わき腹の痛みは、ぶつけたり捻ったりすることによる筋肉や骨の損傷の他、内臓の病気からのものがあります。思いあたることがなくても、どこかでぶつけた、もしくは捻ったという可能性もあります。
外傷であれば時間がたてば治る
筋肉や骨の損傷であれば、時間の経過とともに治ります。患部を安静にしたほうがいいのですが、呼吸にともなってどうしても患部やその周辺が動いてしまうので、多少治癒に時間がかかります。病院でもできることは、湿布を貼ってリブバンドをするくらいしかありません。あとは待つだけ。
内臓病変からの痛み
内臓の病気や炎症によって起こる脇腹の痛みもあります。この場合臓器そのものの痛みと、臓器の位置からはずれた「関連痛」とがあります。とくに思い多あることがないのに痛む、痛みが長引いている、治まっても再発するのであれば一度検査を受けてください。

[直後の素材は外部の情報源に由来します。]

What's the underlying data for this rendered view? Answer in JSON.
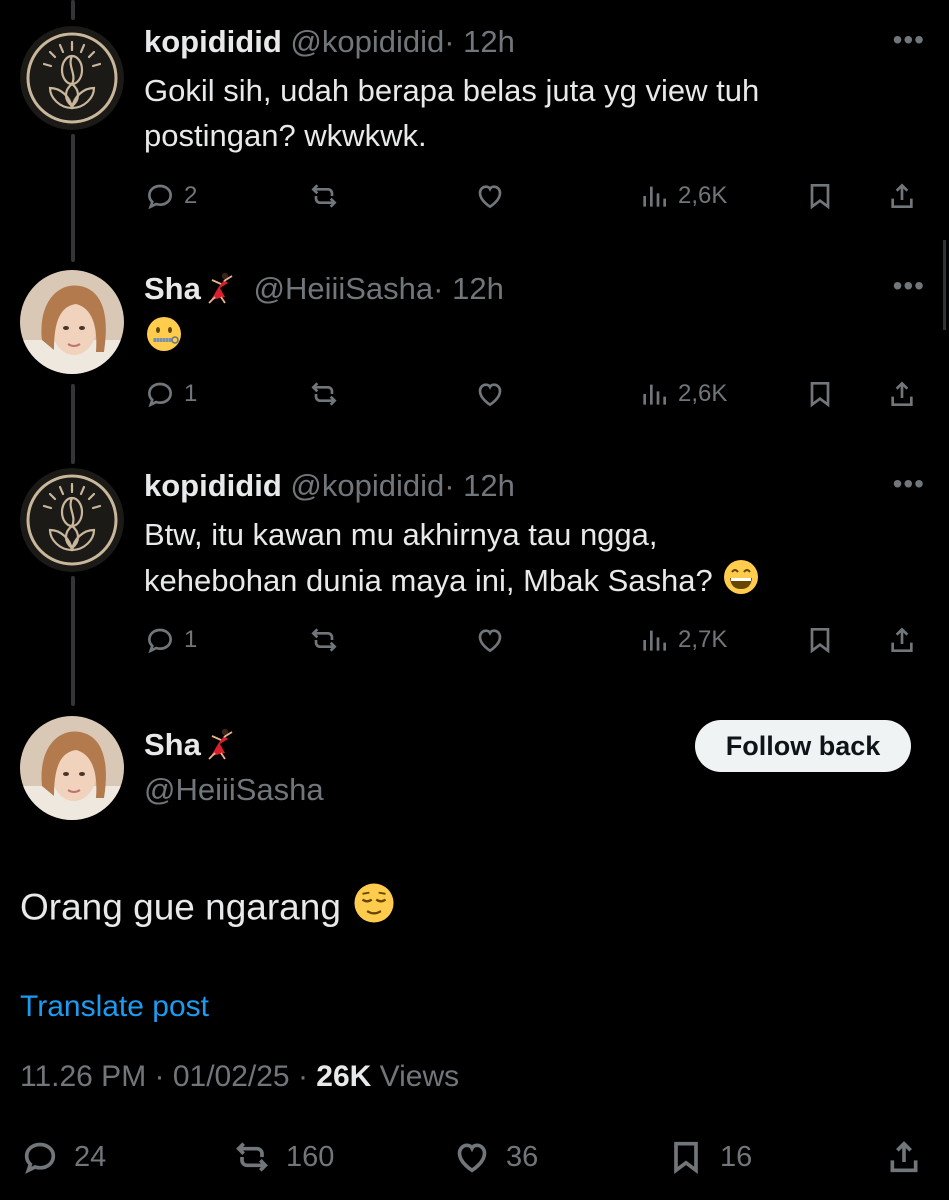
{
  "replies": [
    {
      "name": "kopididid",
      "handle": "@kopididid",
      "time": "· 12h",
      "avatar": "coffee-logo",
      "text_lines": [
        "Gokil sih, udah berapa belas juta yg view tuh",
        "postingan? wkwkwk."
      ],
      "emoji": "",
      "reply_count": "2",
      "views": "2,6K"
    },
    {
      "name": "Sha",
      "handle": "@HeiiiSasha",
      "time": "· 12h",
      "avatar": "profile-photo",
      "name_emoji": "dancer",
      "text_lines": [
        ""
      ],
      "emoji": "zipper-mouth-face",
      "reply_count": "1",
      "views": "2,6K"
    },
    {
      "name": "kopididid",
      "handle": "@kopididid",
      "time": "· 12h",
      "avatar": "coffee-logo",
      "text_lines": [
        "Btw, itu kawan mu akhirnya tau ngga,",
        "kehebohan dunia maya ini, Mbak Sasha?"
      ],
      "emoji": "grinning-face",
      "reply_count": "1",
      "views": "2,7K"
    }
  ],
  "main_post": {
    "name": "Sha",
    "handle": "@HeiiiSasha",
    "follow_label": "Follow back",
    "text": "Orang gue ngarang",
    "text_emoji": "relieved-face",
    "translate_label": "Translate post",
    "timestamp": "11.26 PM · 01/02/25 · ",
    "views_count": "26K",
    "views_label": " Views",
    "stats": {
      "replies": "24",
      "reposts": "160",
      "likes": "36",
      "bookmarks": "16"
    }
  },
  "colors": {
    "background": "#000000",
    "text": "#e7e9ea",
    "muted": "#71767b",
    "link": "#1d9bf0",
    "button_bg": "#eff3f4"
  },
  "icons": [
    "reply-icon",
    "repost-icon",
    "like-icon",
    "views-icon",
    "bookmark-icon",
    "share-icon",
    "more-icon"
  ]
}
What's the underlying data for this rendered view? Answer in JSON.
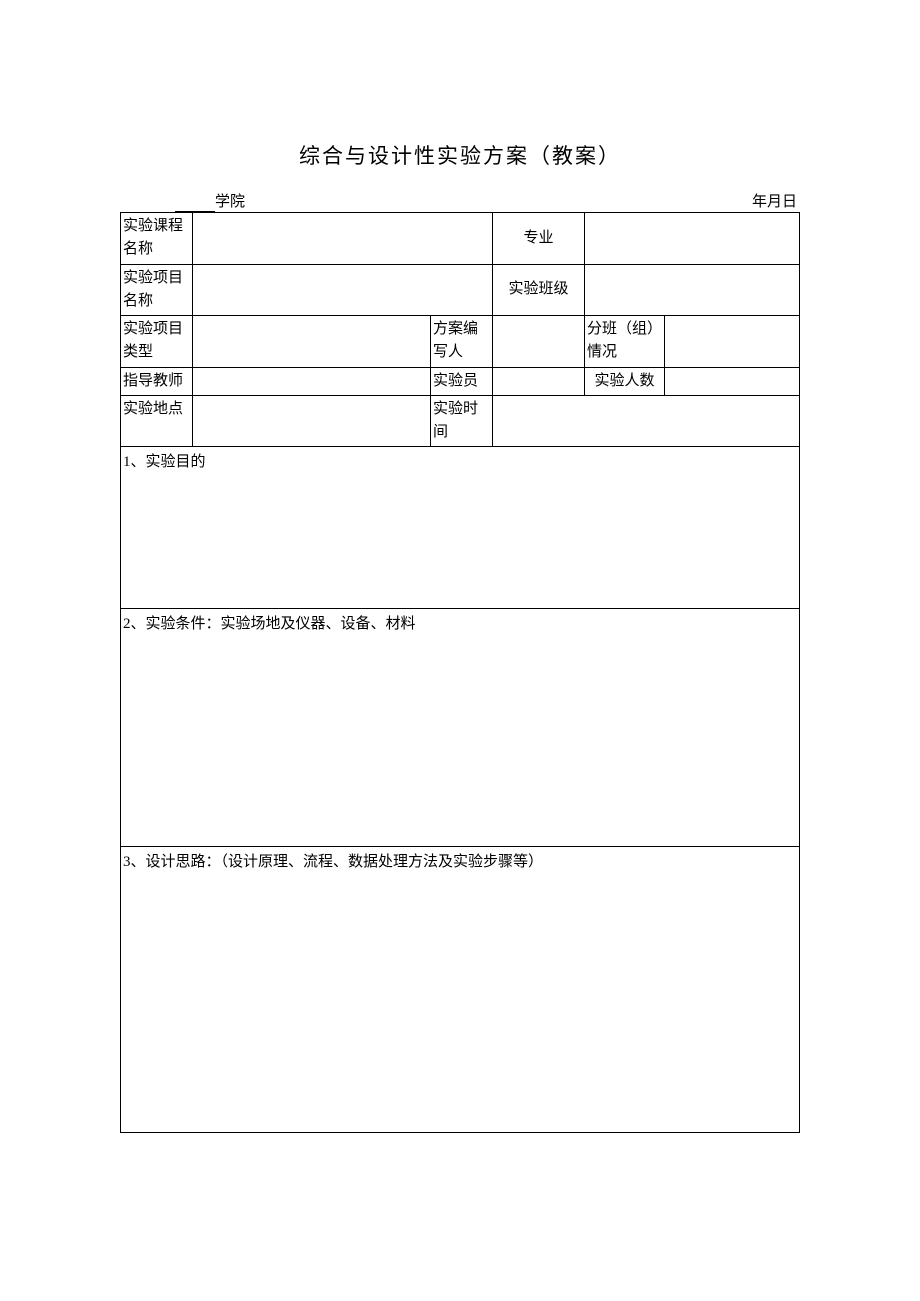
{
  "title": "综合与设计性实验方案（教案）",
  "header": {
    "college_suffix": "学院",
    "date_label": "年月日"
  },
  "rows": {
    "r1": {
      "label1": "实验课程名称",
      "value1": "",
      "label2": "专业",
      "value2": ""
    },
    "r2": {
      "label1": "实验项目名称",
      "value1": "",
      "label2": "实验班级",
      "value2": ""
    },
    "r3": {
      "label1": "实验项目类型",
      "value1": "",
      "label2": "方案编写人",
      "value2": "",
      "label3": "分班（组）情况",
      "value3": ""
    },
    "r4": {
      "label1": "指导教师",
      "value1": "",
      "label2": "实验员",
      "value2": "",
      "label3": "实验人数",
      "value3": ""
    },
    "r5": {
      "label1": "实验地点",
      "value1": "",
      "label2": "实验时间",
      "value2": ""
    }
  },
  "sections": {
    "s1": "1、实验目的",
    "s2": "2、实验条件：实验场地及仪器、设备、材料",
    "s3": "3、设计思路：（设计原理、流程、数据处理方法及实验步骤等）"
  }
}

検査をしたのに異常は見つからない。でも痛い。鍼灸院に来られる方は、だいたいこのような人です。もしくは別の症状で来院し、その際に「わき腹の痛みはありませんか」との質問で、こちら(施術する側)が知るケースもあります。
別の症状(例えば、腰痛、肩こり、不眠、不妊、胃の不調など)が主症状の患者さんに、わき腹の痛みの有無を訪ねるのか、と思われるかもしれませんが、訪ねます。
脇胸苦満
わき腹の周辺の痛みを「脇胸苦満」といって、重要な問診事項の一つ。脇胸苦満は「肝」の疾患の特徴です。ストレスで肝の働きが低下し、それによる気血の滞りを表しています。

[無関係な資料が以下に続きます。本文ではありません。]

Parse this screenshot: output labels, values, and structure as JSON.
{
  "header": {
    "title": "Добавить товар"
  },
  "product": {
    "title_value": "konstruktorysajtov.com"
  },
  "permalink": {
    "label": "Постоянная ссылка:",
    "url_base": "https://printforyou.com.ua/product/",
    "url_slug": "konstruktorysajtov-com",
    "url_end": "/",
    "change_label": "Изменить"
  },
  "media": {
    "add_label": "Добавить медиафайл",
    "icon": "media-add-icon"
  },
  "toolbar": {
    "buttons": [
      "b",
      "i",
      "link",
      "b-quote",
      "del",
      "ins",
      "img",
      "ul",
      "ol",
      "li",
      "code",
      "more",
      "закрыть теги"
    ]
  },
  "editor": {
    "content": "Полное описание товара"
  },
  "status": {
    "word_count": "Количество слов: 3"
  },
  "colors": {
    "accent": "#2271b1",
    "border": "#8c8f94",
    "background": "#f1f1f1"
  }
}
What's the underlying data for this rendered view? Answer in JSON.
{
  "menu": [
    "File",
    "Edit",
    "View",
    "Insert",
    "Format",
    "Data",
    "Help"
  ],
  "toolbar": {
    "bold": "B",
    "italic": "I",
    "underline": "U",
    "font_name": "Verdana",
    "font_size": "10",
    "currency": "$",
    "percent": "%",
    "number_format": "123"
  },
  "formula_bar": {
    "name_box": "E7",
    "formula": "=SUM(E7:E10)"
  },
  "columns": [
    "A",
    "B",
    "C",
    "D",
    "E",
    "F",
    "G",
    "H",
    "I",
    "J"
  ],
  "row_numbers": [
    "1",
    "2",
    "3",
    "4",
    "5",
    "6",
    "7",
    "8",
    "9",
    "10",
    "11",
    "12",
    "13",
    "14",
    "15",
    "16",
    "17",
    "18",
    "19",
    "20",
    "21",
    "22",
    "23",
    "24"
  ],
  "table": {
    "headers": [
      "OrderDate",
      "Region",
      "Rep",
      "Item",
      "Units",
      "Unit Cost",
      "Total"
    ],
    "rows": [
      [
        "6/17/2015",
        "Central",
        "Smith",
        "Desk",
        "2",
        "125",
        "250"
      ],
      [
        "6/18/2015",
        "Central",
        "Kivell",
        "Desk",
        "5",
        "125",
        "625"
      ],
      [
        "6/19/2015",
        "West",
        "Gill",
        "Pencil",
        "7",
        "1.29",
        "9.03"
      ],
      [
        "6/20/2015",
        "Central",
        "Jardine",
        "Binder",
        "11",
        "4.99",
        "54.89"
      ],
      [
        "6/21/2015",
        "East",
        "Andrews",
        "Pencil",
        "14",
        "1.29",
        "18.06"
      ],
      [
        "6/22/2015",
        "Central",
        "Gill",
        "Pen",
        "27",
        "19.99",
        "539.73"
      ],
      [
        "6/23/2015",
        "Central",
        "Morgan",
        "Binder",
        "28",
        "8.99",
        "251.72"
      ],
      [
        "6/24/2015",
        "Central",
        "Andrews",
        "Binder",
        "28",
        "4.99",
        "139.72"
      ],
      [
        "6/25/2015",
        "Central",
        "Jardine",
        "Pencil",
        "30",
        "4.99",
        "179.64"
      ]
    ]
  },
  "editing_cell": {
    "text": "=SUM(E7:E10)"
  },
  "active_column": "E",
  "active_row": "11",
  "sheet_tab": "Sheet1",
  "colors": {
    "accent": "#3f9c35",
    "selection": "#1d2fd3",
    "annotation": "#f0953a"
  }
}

食後に痛む場合は「脾」の不調の可能性が高く、直接的には脾の不調なのですが、その背景には肝の不調が隠れています。
肝気鬱滞を改善
症状を緩和させるには気血の流れをよくする必要があります。そのためには患部を温めるのが効果的。肝の不調を考えれば、全身を温めた方がさらに効果的。温めると痛みが和らぐのは、わき腹の痛みは「慢性的な冷え」によるところが大きいということです。温めると痛みがひどくなったり、吐き気や嘔吐、発熱などがあったら、温めずに病院へ。
胸脇苦満と鍼灸
鍼灸には局所治療としての効果と合わせて、疏肝理気を図り、胸や脇の痛みを緩和させることが可能です。お酒の飲みすぎ、喫煙、精神的ストレスなど思い当たることがあれば、それらをなくし(もしくは減らし)予防養生に努めると同時に鍼灸を行い体調管理に努めましょう。

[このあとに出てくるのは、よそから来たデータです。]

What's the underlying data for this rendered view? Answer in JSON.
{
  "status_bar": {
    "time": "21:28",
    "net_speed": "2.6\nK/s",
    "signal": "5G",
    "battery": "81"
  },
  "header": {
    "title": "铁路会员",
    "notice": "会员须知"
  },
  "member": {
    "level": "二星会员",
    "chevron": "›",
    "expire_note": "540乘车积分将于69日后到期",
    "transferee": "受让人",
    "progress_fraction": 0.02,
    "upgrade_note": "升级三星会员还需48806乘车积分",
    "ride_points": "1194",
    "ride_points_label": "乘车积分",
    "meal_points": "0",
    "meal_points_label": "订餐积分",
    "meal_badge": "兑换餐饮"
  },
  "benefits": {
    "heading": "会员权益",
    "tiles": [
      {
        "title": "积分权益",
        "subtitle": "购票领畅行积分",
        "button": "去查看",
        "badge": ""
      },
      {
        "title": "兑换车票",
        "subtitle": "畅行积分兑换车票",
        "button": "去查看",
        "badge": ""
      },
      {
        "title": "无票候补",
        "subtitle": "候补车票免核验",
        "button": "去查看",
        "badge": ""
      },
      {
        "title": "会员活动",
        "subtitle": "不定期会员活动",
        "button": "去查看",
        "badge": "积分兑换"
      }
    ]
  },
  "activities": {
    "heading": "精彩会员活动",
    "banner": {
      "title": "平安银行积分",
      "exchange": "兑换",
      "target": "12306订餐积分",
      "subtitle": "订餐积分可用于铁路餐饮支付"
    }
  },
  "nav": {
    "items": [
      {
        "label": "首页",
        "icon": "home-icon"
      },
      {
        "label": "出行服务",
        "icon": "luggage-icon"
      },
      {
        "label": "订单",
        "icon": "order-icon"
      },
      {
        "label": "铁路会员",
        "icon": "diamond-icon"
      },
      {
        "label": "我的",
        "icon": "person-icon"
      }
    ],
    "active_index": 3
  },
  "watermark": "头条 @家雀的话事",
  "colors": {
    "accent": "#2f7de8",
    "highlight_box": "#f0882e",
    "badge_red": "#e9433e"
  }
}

●わき腹の痛みは原因がわかるものと、わからないものがある
●原因不明のわき腹の痛みは、ストレスによる肝気の停滞
●わき腹の痛みは「冷え」からくる
あきらかにぶつけた、捻った、というもの以外は、内臓の病気が見つかっても、見つからなくても体は休みを欲しがっています。